9. Adapt to New Dev Cadence
Adapt to the new product development cadence where the time to a first demo is shorter, but full deployment takes longer. Leverage AI to shorten the prototyping, iteration, and user research inner loops, but recognize the higher bar for achieving scale.
10. Cultivate Product Tastemakers
In an era of increased idea supply and rapid prototyping, it’s crucial to have a few “tastemakers” or “auteurs” at the core of product development. This prevents the creation of “Frankenstein products” and ensures a cohesive vision.
11. Elevate PM Editing Function
Product Managers should focus on developing strong “tastemaking” and “editing” functions. In a world with an exponentially higher supply of ideas and prototypes, the ability to discern, refine, and curate becomes paramount, raising the bar for PMs.
12. Earn PM Influence
Product leaders must earn their influence through valuable contributions rather than relying on title-based gatekeeping. Encourage engineers, researchers, and designers to leverage AI tools as “experts in their pocket” to develop and present their own ideas.
13. Learn Coding (Higher Abstraction)
Do not believe that coding is dead; instead, recognize that programming is evolving to higher levels of abstraction. Continue to understand computer science and mental models, as this will enable you to become a “software operator” and democratize interaction with computers.
14. Reimagine Human-Agent Collaboration
Explore and reimagine products and experiences that foster human-agent collaboration. Focus on creating “co-working spaces” where humans and AI agents work together to produce significantly greater output than either could alone.
15. Design Agents for Autonomy
Design effective AI agents by focusing on three core principles: increasing autonomy (delegating higher-order tasks), handling complexity (multi-step goals), and enabling natural interaction (beyond just chat).
16. Design Natural Language Interfaces
Recognize Natural Language Interface (NLX) as the new UX, understanding that conversational interfaces have invisible grammars, structures, and UI elements that require explicit design. Product builders should explore new principles and constructs for natural language.

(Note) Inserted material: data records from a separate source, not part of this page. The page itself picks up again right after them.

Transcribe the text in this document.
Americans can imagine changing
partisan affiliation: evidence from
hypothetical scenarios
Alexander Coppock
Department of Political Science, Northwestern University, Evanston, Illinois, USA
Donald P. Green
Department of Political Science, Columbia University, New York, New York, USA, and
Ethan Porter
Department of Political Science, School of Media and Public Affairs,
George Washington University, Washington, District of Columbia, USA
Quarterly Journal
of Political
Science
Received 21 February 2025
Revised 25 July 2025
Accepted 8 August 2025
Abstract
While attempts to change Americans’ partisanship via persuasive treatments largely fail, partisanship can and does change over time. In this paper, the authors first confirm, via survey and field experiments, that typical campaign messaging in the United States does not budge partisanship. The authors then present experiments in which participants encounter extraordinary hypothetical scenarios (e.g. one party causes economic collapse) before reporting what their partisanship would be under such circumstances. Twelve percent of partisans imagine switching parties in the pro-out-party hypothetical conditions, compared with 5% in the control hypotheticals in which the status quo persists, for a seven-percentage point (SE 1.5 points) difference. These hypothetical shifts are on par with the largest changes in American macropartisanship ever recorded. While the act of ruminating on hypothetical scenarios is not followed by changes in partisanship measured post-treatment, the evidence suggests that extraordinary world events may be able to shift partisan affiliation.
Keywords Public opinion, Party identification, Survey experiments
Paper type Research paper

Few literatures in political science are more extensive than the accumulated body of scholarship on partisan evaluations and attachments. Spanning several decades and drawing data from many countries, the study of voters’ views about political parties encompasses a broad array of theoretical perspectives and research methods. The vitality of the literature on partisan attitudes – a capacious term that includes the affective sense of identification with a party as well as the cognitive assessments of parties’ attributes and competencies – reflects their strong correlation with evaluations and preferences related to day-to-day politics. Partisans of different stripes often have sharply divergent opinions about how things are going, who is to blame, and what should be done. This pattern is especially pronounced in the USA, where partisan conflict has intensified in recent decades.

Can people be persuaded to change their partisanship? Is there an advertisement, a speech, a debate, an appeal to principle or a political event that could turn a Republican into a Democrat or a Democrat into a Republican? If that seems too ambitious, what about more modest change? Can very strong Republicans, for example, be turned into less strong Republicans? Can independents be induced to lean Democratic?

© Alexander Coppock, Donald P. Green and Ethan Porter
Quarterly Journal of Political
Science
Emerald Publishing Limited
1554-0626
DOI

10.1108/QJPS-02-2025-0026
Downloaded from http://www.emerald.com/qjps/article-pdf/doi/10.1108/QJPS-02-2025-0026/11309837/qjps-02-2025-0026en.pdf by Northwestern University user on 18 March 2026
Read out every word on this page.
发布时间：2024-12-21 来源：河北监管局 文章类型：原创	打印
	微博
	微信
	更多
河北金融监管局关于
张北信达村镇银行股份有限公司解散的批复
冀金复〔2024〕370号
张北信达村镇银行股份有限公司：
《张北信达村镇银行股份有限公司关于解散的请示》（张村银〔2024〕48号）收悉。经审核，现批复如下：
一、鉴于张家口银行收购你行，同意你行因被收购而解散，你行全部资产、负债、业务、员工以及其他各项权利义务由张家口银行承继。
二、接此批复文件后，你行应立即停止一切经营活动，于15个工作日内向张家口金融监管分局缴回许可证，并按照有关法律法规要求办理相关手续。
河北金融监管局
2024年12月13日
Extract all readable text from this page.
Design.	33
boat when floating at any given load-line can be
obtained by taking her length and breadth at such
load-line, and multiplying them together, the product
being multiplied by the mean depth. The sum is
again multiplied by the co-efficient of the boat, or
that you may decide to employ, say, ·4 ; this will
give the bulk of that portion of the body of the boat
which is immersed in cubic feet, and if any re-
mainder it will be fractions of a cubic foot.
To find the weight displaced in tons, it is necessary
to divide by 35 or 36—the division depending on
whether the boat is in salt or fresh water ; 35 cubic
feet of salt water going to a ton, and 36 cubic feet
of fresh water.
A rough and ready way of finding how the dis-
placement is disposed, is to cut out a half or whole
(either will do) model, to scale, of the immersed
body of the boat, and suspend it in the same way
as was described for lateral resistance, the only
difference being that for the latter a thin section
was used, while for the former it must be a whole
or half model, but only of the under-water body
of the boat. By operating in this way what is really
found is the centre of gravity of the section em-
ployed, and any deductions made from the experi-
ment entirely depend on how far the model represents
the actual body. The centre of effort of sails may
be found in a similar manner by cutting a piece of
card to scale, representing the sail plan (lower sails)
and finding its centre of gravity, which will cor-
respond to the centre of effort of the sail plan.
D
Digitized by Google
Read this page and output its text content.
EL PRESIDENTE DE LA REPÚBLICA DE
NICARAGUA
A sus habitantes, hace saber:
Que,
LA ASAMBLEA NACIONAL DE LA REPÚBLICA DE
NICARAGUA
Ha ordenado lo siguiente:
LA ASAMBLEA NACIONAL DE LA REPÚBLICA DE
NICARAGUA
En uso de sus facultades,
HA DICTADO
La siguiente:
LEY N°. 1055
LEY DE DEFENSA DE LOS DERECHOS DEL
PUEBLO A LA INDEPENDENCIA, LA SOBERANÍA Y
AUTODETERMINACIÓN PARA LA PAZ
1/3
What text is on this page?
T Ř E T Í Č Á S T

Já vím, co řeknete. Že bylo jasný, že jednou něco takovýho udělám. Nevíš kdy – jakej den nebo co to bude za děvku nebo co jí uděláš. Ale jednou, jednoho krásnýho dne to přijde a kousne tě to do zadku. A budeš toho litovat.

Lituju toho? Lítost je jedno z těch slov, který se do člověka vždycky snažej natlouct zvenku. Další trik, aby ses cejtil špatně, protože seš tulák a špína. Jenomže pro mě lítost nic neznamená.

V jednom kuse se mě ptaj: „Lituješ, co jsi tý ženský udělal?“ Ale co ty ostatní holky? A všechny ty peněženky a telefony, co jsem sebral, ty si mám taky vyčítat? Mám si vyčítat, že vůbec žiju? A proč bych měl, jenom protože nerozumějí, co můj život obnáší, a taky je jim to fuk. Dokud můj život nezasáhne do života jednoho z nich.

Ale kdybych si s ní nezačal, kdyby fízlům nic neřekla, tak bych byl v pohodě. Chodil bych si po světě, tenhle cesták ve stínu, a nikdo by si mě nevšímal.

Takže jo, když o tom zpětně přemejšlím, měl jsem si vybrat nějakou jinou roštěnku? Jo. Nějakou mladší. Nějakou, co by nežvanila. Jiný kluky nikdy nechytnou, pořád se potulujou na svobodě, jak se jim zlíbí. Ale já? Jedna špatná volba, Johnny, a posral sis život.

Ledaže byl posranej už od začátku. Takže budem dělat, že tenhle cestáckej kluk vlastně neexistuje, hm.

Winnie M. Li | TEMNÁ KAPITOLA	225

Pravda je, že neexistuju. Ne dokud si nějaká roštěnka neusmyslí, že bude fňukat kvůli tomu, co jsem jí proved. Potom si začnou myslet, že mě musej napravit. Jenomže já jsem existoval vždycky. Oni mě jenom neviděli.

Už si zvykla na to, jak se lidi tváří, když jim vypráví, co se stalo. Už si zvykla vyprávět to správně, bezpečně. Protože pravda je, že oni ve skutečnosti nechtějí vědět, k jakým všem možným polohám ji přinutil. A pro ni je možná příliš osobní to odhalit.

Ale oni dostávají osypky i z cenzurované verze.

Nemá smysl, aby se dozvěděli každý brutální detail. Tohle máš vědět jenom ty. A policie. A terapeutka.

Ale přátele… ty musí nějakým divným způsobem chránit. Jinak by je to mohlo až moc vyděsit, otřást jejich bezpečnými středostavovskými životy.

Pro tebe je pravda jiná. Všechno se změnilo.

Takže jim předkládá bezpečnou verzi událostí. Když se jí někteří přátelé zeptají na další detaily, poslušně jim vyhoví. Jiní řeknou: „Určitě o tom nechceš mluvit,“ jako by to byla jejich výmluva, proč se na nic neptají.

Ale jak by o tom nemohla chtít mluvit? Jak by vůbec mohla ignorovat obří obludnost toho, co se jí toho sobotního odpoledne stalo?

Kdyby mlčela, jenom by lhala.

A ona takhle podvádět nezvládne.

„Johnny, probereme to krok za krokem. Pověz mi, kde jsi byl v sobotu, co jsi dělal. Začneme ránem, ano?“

17. Consciously Design NLX Elements
When designing NLX, consciously design elements like prompts, editable plans (for high-level goals), and the degree to which the AI “shows its work” or progress. Also, proactively suggest obvious follow-up actions to guide users effectively.
18. AI for Persuasive Communication
Leverage AI tools like ChatGPT to enhance communication and persuasion, such as refining pitches or adopting the “What Would X Do?” mindset to tailor messages for specific audiences.
19. Live One Year in Future
Institutionalize a “living one year in the future” mindset by imagining how work would change with advanced AI tools. This involves asking what questions would be asked, what work would be done, and how daily routines would adapt in such an environment.
20. Empower Early Adopters
To manage change in large organizations, don’t hold back early adopters. Instead, implement a “Frontier Program” to roll out cutting-edge experimental features to these users while simultaneously managing longer-term, trusted change for the broader company.
21. Balance Delight and Governance
When building enterprise products, balance user delight with governance and security. Avoid the trap of focusing solely on one aspect or crippling the user experience, as both are critical for success.
22. Embrace Rapid Iteration & Feedback
Use stand-up comedy’s iterative feedback loop (open mics) as a model for product development. This helps product builders develop resilience, get clear micro-feedback from users, and rapidly iterate on initial versions of products.